South Carolina University might be approving a record-high tuition hike since 2010. This would be second highest right after Charleston University’s 5.38 percent hike for next fall.

The Decision

According to Courier and The Post, South Carolina University might be approving the highest tuition increase in the last seven years.  A meeting has been set for Friday in order for the tuition hike to be approved.

If that happens, next Fall, tuition will rise up to $12,265 for in-state students- $410 more than the previous year. This is the largest price hike on record since 2010’s $630 hike. Tuition will also rise up to $32,365 for out-of-state students- $1,082 more than the previous year. This is approximately a 3.46 percent tuition increase. The institution has been raising its tuition annually for the last 30 years.
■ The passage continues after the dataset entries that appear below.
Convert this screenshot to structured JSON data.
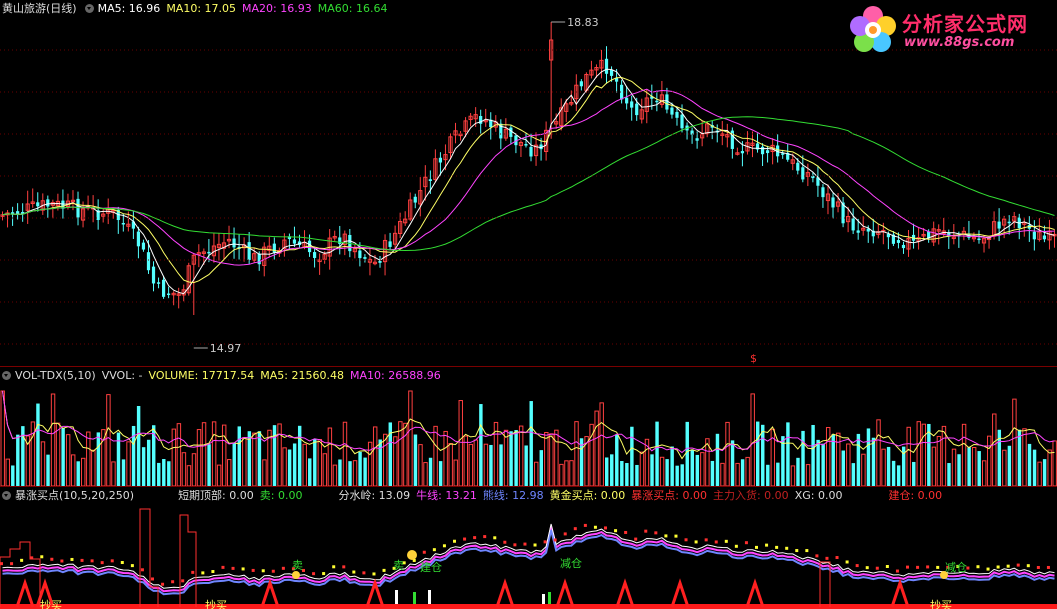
{
  "price_panel": {
    "stock": "黄山旅游(日线)",
    "ma_labels": [
      {
        "text": "MA5: 16.96",
        "color": "#ffffff"
      },
      {
        "text": "MA10: 17.05",
        "color": "#ffff66"
      },
      {
        "text": "MA20: 16.93",
        "color": "#ff44ff"
      },
      {
        "text": "MA60: 16.64",
        "color": "#33dd33"
      }
    ],
    "high_label": "18.83",
    "low_label": "14.97",
    "dollar_mark": "$"
  },
  "vol_panel": {
    "labels": [
      {
        "text": "VOL-TDX(5,10)",
        "color": "#dddddd"
      },
      {
        "text": "VVOL: -",
        "color": "#dddddd"
      },
      {
        "text": "VOLUME: 17717.54",
        "color": "#ffff66"
      },
      {
        "text": "MA5: 21560.48",
        "color": "#ffff66"
      },
      {
        "text": "MA10: 26588.96",
        "color": "#ff44ff"
      }
    ]
  },
  "ind_panel": {
    "labels": [
      {
        "text": "暴涨买点(10,5,20,250)",
        "color": "#dddddd"
      },
      {
        "text": "短期顶部: 0.00",
        "color": "#dddddd"
      },
      {
        "text": "卖: 0.00",
        "color": "#33dd33"
      },
      {
        "text": "分水岭: 13.09",
        "color": "#dddddd"
      },
      {
        "text": "牛线: 13.21",
        "color": "#ff44ff"
      },
      {
        "text": "熊线: 12.98",
        "color": "#6f86ff"
      },
      {
        "text": "黄金买点: 0.00",
        "color": "#ffff66"
      },
      {
        "text": "暴涨买点: 0.00",
        "color": "#ff3030"
      },
      {
        "text": "主力入货: 0.00",
        "color": "#c02020"
      },
      {
        "text": "XG: 0.00",
        "color": "#dddddd"
      },
      {
        "text": "建仓: 0.00",
        "color": "#ff3030"
      }
    ],
    "markers": [
      "卖",
      "卖",
      "建仓",
      "减仓",
      "减仓",
      "抄买",
      "抄买",
      "抄买"
    ]
  },
  "logo": {
    "brand": "分析家公式网",
    "site": "www.88gs.com"
  },
  "colors": {
    "up": "#ff4040",
    "down": "#54ffff",
    "ma5": "#ffffff",
    "ma10": "#ffff66",
    "ma20": "#ff44ff",
    "ma60": "#33dd33",
    "separator": "#7a0000"
  }
}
The hike will apply to all three of its four-year campuses as well as all four of its two-year campuses, and its online Palmetto College program.
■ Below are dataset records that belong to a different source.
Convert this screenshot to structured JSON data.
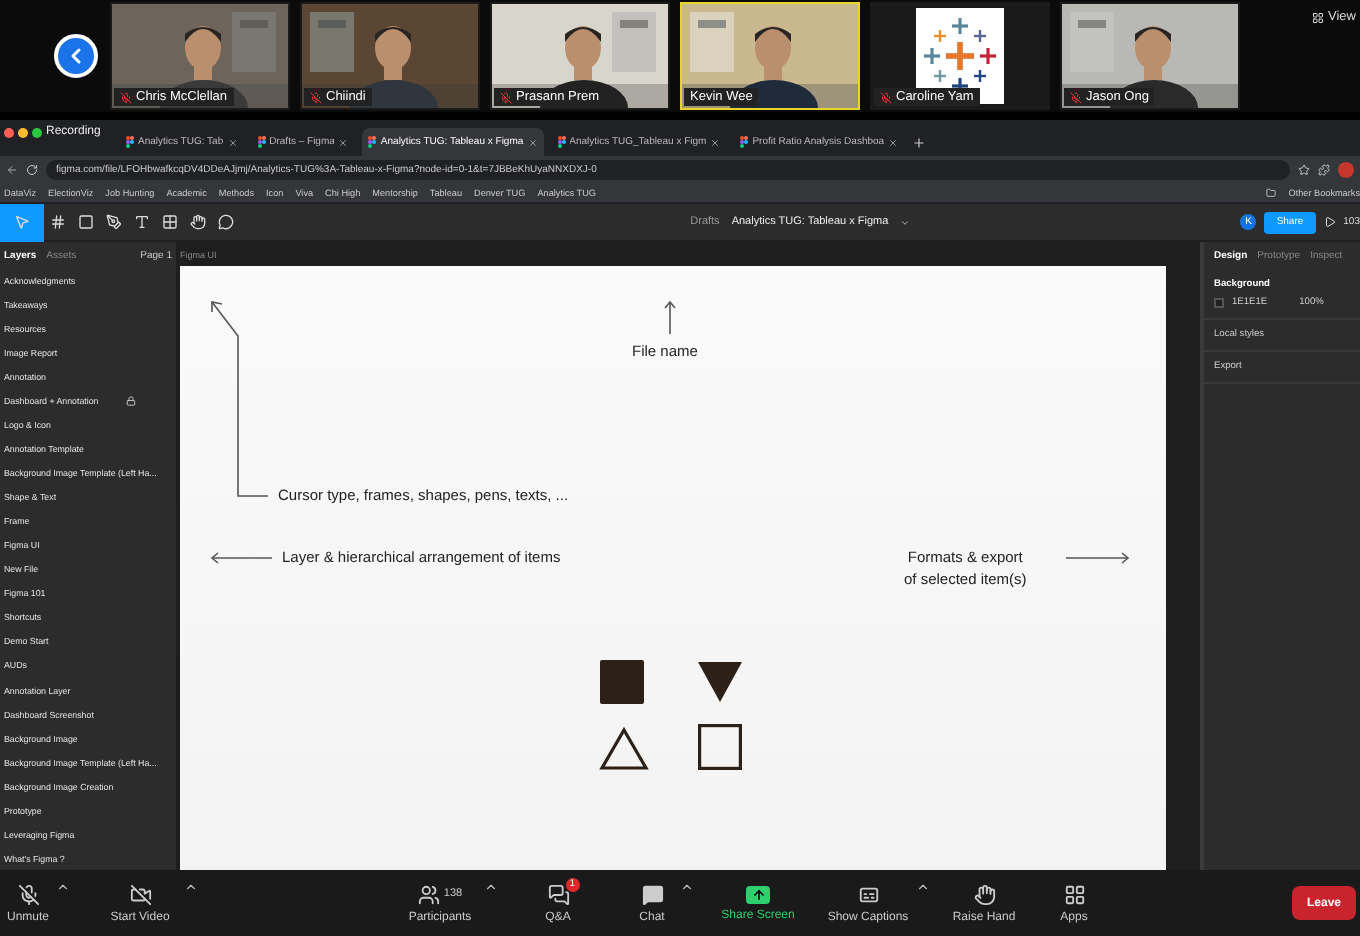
{
  "meeting": {
    "view_label": "View",
    "participants": [
      {
        "name": "Chris McClellan",
        "muted": true,
        "speaking": false,
        "kind": "video"
      },
      {
        "name": "Chiindi",
        "muted": true,
        "speaking": false,
        "kind": "video"
      },
      {
        "name": "Prasann Prem",
        "muted": true,
        "speaking": false,
        "kind": "video"
      },
      {
        "name": "Kevin Wee",
        "muted": false,
        "speaking": true,
        "kind": "video"
      },
      {
        "name": "Caroline Yam",
        "muted": true,
        "speaking": false,
        "kind": "logo"
      },
      {
        "name": "Jason Ong",
        "muted": true,
        "speaking": false,
        "kind": "video"
      }
    ]
  },
  "recording": "Recording",
  "browser": {
    "tabs": [
      {
        "title": "Analytics TUG: Tab",
        "selected": false
      },
      {
        "title": "Drafts – Figma",
        "selected": false
      },
      {
        "title": "Analytics TUG: Tableau x Figma",
        "selected": true
      },
      {
        "title": "Analytics TUG_Tableau x Figm",
        "selected": false
      },
      {
        "title": "Profit Ratio Analysis Dashboa",
        "selected": false
      }
    ],
    "url": "figma.com/file/LFOHbwafkcqDV4DDeAJjmj/Analytics-TUG%3A-Tableau-x-Figma?node-id=0-1&t=7JBBeKhUyaNNXDXJ-0",
    "bookmarks": [
      "DataViz",
      "ElectionViz",
      "Job Hunting",
      "Academic",
      "Methods",
      "Icon",
      "Viva",
      "Chi High",
      "Mentorship",
      "Tableau",
      "Denver TUG",
      "Analytics TUG"
    ],
    "other_bookmarks": "Other Bookmarks"
  },
  "figma": {
    "tools": [
      {
        "kind": "move",
        "selected": true
      },
      {
        "kind": "frame",
        "selected": false
      },
      {
        "kind": "shape",
        "selected": false
      },
      {
        "kind": "pen",
        "selected": false
      },
      {
        "kind": "text",
        "selected": false
      },
      {
        "kind": "component",
        "selected": false
      },
      {
        "kind": "hand",
        "selected": false
      },
      {
        "kind": "comment",
        "selected": false
      }
    ],
    "breadcrumb_parent": "Drafts",
    "file_name": "Analytics TUG: Tableau x Figma",
    "avatar": "K",
    "share": "Share",
    "zoom_level": "103",
    "left_tabs": [
      {
        "label": "Layers",
        "selected": true
      },
      {
        "label": "Assets",
        "selected": false
      }
    ],
    "page": "Page 1",
    "layers": [
      {
        "name": "Acknowledgments",
        "locked": false
      },
      {
        "name": "Takeaways",
        "locked": false
      },
      {
        "name": "Resources",
        "locked": false
      },
      {
        "name": "Image Report",
        "locked": false
      },
      {
        "name": "Annotation",
        "locked": false
      },
      {
        "name": "Dashboard + Annotation",
        "locked": true
      },
      {
        "name": "Logo & Icon",
        "locked": false
      },
      {
        "name": "Annotation Template",
        "locked": false
      },
      {
        "name": "Background Image Template (Left Ha...",
        "locked": false
      },
      {
        "name": "Shape & Text",
        "locked": false
      },
      {
        "name": "Frame",
        "locked": false
      },
      {
        "name": "Figma UI",
        "locked": false
      },
      {
        "name": "New File",
        "locked": false
      },
      {
        "name": "Figma 101",
        "locked": false
      },
      {
        "name": "Shortcuts",
        "locked": false
      },
      {
        "name": "Demo Start",
        "locked": false
      },
      {
        "name": "AUDs",
        "locked": false
      },
      {
        "name": "Annotation Layer",
        "locked": false
      },
      {
        "name": "Dashboard Screenshot",
        "locked": false
      },
      {
        "name": "Background Image",
        "locked": false
      },
      {
        "name": "Background Image Template (Left Ha...",
        "locked": false
      },
      {
        "name": "Background Image Creation",
        "locked": false
      },
      {
        "name": "Prototype",
        "locked": false
      },
      {
        "name": "Leveraging Figma",
        "locked": false
      },
      {
        "name": "What's Figma ?",
        "locked": false
      }
    ],
    "frame_label": "Figma UI",
    "notes": {
      "cursor": "Cursor type, frames, shapes, pens, texts, ...",
      "file": "File name",
      "layers": "Layer & hierarchical arrangement of items",
      "formats": [
        "Formats & export",
        "of selected item(s)"
      ]
    },
    "right_tabs": [
      {
        "label": "Design",
        "selected": true
      },
      {
        "label": "Prototype",
        "selected": false
      },
      {
        "label": "Inspect",
        "selected": false
      }
    ],
    "background_title": "Background",
    "background_hex": "1E1E1E",
    "background_opacity": "100%",
    "local_styles": "Local styles",
    "export": "Export"
  },
  "toolbar": {
    "items": [
      {
        "kind": "mic",
        "label": "Unmute",
        "caret": true
      },
      {
        "kind": "video",
        "label": "Start Video",
        "caret": true
      },
      {
        "kind": "participants",
        "label": "Participants",
        "count": "138",
        "caret": true
      },
      {
        "kind": "qa",
        "label": "Q&A",
        "badge": "1",
        "caret": false
      },
      {
        "kind": "chat",
        "label": "Chat",
        "caret": true
      },
      {
        "kind": "share",
        "label": "Share Screen",
        "caret": false
      },
      {
        "kind": "captions",
        "label": "Show Captions",
        "caret": true
      },
      {
        "kind": "hand",
        "label": "Raise Hand",
        "caret": false
      },
      {
        "kind": "apps",
        "label": "Apps",
        "caret": false
      }
    ],
    "leave": "Leave"
  }
}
Other South Carolina Universities

This also marks South Carolina’s second highest hike among public 4-year colleges for next fall. The highest hike belongs to Charleston College, which is raising its tuition by 5.38%. However, this college isn’t going to be changing its fees for meals and dorms.

The next in line are Coastal Carolina University, The Citade, Sourth Carolina State University and F. Marion University, which are all raising their tuition by around 3 percent for next fall.
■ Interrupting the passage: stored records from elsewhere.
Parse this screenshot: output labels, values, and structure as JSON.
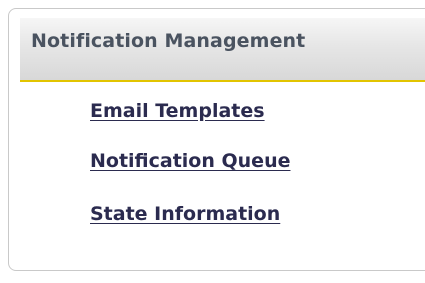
{
  "panel": {
    "title": "Notification Management",
    "accent_color": "#e2c400",
    "links": [
      {
        "label": "Email Templates"
      },
      {
        "label": "Notification Queue"
      },
      {
        "label": "State Information"
      }
    ]
  }
}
Universities’ Lowering Tuition Initiatives

There has been an obvious political push from students and politicians all over the country to make universities and colleges more affordable for the average US citizen. Some politicians have even been pushing to make higher education a free right as well.

Many institutions have taken initiatives in order to make that possible for some of its students. This includes New York State’s recent initiative to offer to ease tuition fees for some of its students in the region.

Its Excelsior Scholarship offers in-state students who have a household income of less than $125,000, free education for all public four-year and two-year colleges in New York.

The scholarship will phase in starting 2017. During that academic year, the offer will be eligible to those with household incomes of $100,000, and will go up to $110,000 in 2018.

Oregon and Tennessee are also starting on programs that will offer free tuition for 2-year community colleges.